Prolífica y comprometida con su época, la carrera de Fernández Alba —que recibió todos los premios que pueda recibir un arquitecto y formó parte de dos Reales Academias— puede hacernos olvidar que lo que le interesaba al maestro salmantino no eran tanto los esplendores del estilo cuanto el corazón cultural y el sentido cívico de la arquitectura. Para Fernández Alba, la arquitectura era rigor de la materia, pero también sentimiento desplegado en formas y capacidad de ver la realidad con ojos críticos y soñar las cosas para mejor. El maestro estaba convencido de que la arquitectura crea cobijos tanto como construye símbolos, trasciende la resolución de funciones efímeras o la convalidación de especulaciones inmobiliarias, y es, en definitiva, un arte de todos, común, pues construye la ciudad. Por eso, estaba convencido también de que la única manera de mantener la condición cultural, amplia, relevante de la arquitectura era que los arquitectos no renunciaran a la condición de técnicos humanistas que un día habían tenido o se decía que un día habían tenido.

Que él, desde luego, fue un humanista, se evidencia, de entrada, en su tempranísima pasión por la literatura más exigente, la de los místicos como San Juan de la Cruz y los poetas románticos como Hölderlin o Novalis, que siguió leyendo hasta el final. Y se evidencia también en su interés, casi obsesivo, por el arte y la filosofía. Si el arte —que vivió desde dentro como único arquitecto del Grupo El Paso— fue para Fernández Alba una huida desde la arquitectura acomplejada hasta el presunto reino de la libertad, la filosofía se convirtió en el cauce de una curiosidad inagotable pero que no pudo o no quiso ser sistemática, por estar hecha al albur de sus inquietudes, aunque no por ello resultara menos rica: fue la curiosidad exigente con la que se sostuvo a sí mismo igual que sostenía a sus muchos discípulos en aquella Escuela de Arquitectura de Madrid cuya pedagogía renovó de raíz, para modernizarla y enriquecerla.

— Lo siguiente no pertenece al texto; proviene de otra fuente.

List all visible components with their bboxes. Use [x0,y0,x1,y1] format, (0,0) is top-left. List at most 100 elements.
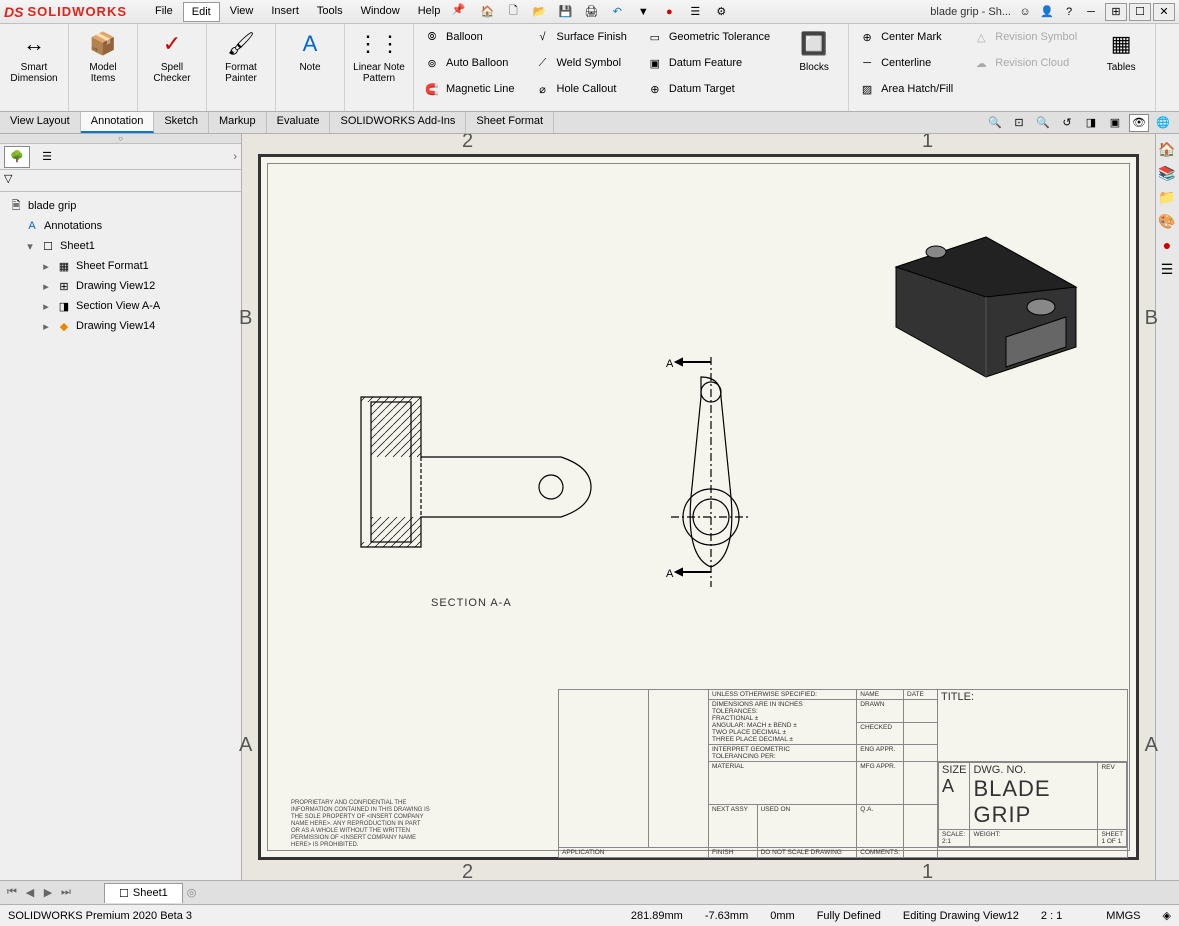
zoom-prev-icon[interactable]: 🔍 [1033,114,1053,132]
design-library-icon[interactable]: 📚 [1156,162,1178,184]
zoom-fit-icon[interactable]: 🔍 [985,114,1005,132]
linear-note-pattern-button[interactable]: ⋮⋮Linear NotePattern [351,28,407,84]
tree-sheet1[interactable]: ▾☐Sheet1 [4,236,237,256]
file-explorer-icon[interactable]: 📁 [1156,186,1178,208]
section-view-aa[interactable] [321,377,601,577]
nav-first-icon[interactable]: ⏮ [4,885,20,901]
panel-collapse-handle[interactable]: ○ [0,134,241,144]
tab-sheet-format[interactable]: Sheet Format [466,112,554,133]
menu-file[interactable]: File [147,2,181,22]
tab-annotation[interactable]: Annotation [81,112,155,133]
revision-symbol-button[interactable]: △Revision Symbol [969,26,1081,48]
tree-view12[interactable]: ▸⊞Drawing View12 [4,276,237,296]
center-mark-button[interactable]: ⊕Center Mark [855,26,957,48]
print-icon[interactable]: 🖨 [580,4,602,20]
feature-tree-tab-icon[interactable]: 🌳 [4,146,30,168]
model-items-button[interactable]: 📦ModelItems [75,28,131,84]
status-zoom[interactable]: 2 : 1 [1041,910,1062,922]
status-units[interactable]: MMGS [1106,910,1140,922]
help-icon[interactable]: ? [1061,4,1077,20]
restore-layout-icon[interactable]: ⊞ [1105,3,1127,21]
expand-icon[interactable]: ▸ [40,300,52,313]
expand-icon[interactable]: ▸ [40,260,52,273]
graphics-area[interactable]: ◁ ▷ ─ ☐ ✕ 2 1 2 1 B A B A [242,134,1155,880]
sheet-tab[interactable]: ☐Sheet1 [104,883,183,903]
add-sheet-icon[interactable]: ◎ [187,886,197,899]
iso-view[interactable] [866,197,1106,387]
user-icon[interactable]: 👤 [1039,4,1055,20]
menu-tools[interactable]: Tools [309,2,351,22]
tab-evaluate[interactable]: Evaluate [267,112,331,133]
surface-finish-button[interactable]: √Surface Finish [531,26,631,48]
menu-edit[interactable]: Edit [183,2,220,22]
new-icon[interactable]: 🗋 [502,4,524,20]
menu-insert[interactable]: Insert [263,2,307,22]
blocks-button[interactable]: 🔲Blocks [786,28,842,73]
title-block: UNLESS OTHERWISE SPECIFIED: NAME DATE TI… [558,689,1128,849]
tree-filter[interactable]: ▽ [0,170,241,192]
weld-symbol-button[interactable]: ⟋Weld Symbol [531,52,631,74]
maximize-icon[interactable]: ☐ [1129,3,1151,21]
nav-last-icon[interactable]: ⏭ [58,885,74,901]
home-icon[interactable]: 🏠 [476,4,498,20]
centerline-button[interactable]: ─Centerline [855,52,957,74]
tree-root[interactable]: 🗎blade grip [4,196,237,216]
front-view[interactable]: A A [641,357,781,587]
geometric-tolerance-button[interactable]: ▭Geometric Tolerance [643,26,774,48]
save-icon[interactable]: 💾 [554,4,576,20]
hole-callout-button[interactable]: ⌀Hole Callout [531,78,631,100]
spell-checker-button[interactable]: ✓SpellChecker [144,28,200,84]
tab-addins[interactable]: SOLIDWORKS Add-Ins [330,112,466,133]
tab-markup[interactable]: Markup [209,112,267,133]
hide-show-icon[interactable]: 👁 [1129,114,1149,132]
minimize-icon[interactable]: ─ [1083,4,1099,20]
status-customize-icon[interactable]: ◈ [1163,909,1171,922]
auto-balloon-button[interactable]: ⊚Auto Balloon [420,52,519,74]
custom-props-icon[interactable]: ☰ [1156,258,1178,280]
appearances-icon[interactable]: ● [1156,234,1178,256]
view-palette-icon[interactable]: 🎨 [1156,210,1178,232]
balloon-button[interactable]: ⦾Balloon [420,26,519,48]
expand-icon[interactable]: ▸ [40,280,52,293]
area-hatch-button[interactable]: ▨Area Hatch/Fill [855,78,957,100]
expand-icon[interactable]: ▸ [40,320,52,333]
tree-section-view[interactable]: ▸◨Section View A-A [4,296,237,316]
options1-icon[interactable]: ☰ [684,4,706,20]
rebuild-icon[interactable]: ● [658,4,680,20]
property-tab-icon[interactable]: ☰ [34,146,60,168]
tab-view-layout[interactable]: View Layout [0,112,81,133]
datum-target-button[interactable]: ⊕Datum Target [643,78,774,100]
pin-icon[interactable]: 📌 [450,2,466,18]
revision-cloud-button[interactable]: ☁Revision Cloud [969,52,1081,74]
datum-feature-button[interactable]: ▣Datum Feature [643,52,774,74]
search-icon[interactable]: ☺ [1017,4,1033,20]
open-icon[interactable]: 📂 [528,4,550,20]
sw-resources-icon[interactable]: 🏠 [1156,138,1178,160]
magnetic-line-button[interactable]: 🧲Magnetic Line [420,78,519,100]
zoom-inout-icon[interactable]: ↺ [1057,114,1077,132]
format-painter-button[interactable]: 🖌FormatPainter [213,28,269,84]
tree-annotations[interactable]: AAnnotations [4,216,237,236]
undo-icon[interactable]: ↶ [606,4,628,20]
display-style-icon[interactable]: ▣ [1105,114,1125,132]
menu-view[interactable]: View [222,2,262,22]
smart-dimension-button[interactable]: ↔SmartDimension [6,28,62,84]
tree-sheet-format[interactable]: ▸▦Sheet Format1 [4,256,237,276]
section-view-icon[interactable]: ◨ [1081,114,1101,132]
note-button[interactable]: ANote [282,28,338,73]
collapse-icon[interactable]: ▾ [24,240,36,253]
tab-sketch[interactable]: Sketch [154,112,209,133]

La faz que el tiempo ha dado a la arquitectura acabó siendo irreconocible para Fernández Alba. Le escandalizaba la adoración supersticiosa de los “arquitectos estrella”, la anomia cultural de las ciudades y la disolución del humanismo; sentía todo ello casi como un fracaso personal. No renunció, sin embargo, a ir a contracorriente, aunque optara por hacerlo en sordina, con clarividencia, y de dos modos: escribiendo textos que sabía que pocos habrían de leer, y ensimismándose en un retiro nostálgico para buscar, como el poeta, la compañía de pocos amigos y de aún menos pero sí más doctos libros juntos. Al final de su larga vida, Antonio Fernández Alba, uno de los arquitectos más influyentes de su tiempo, se sentía menos arquitecto que simplemente lector, y esta declaración humilde pero lúcida da la medida de su talla intelectual y humana.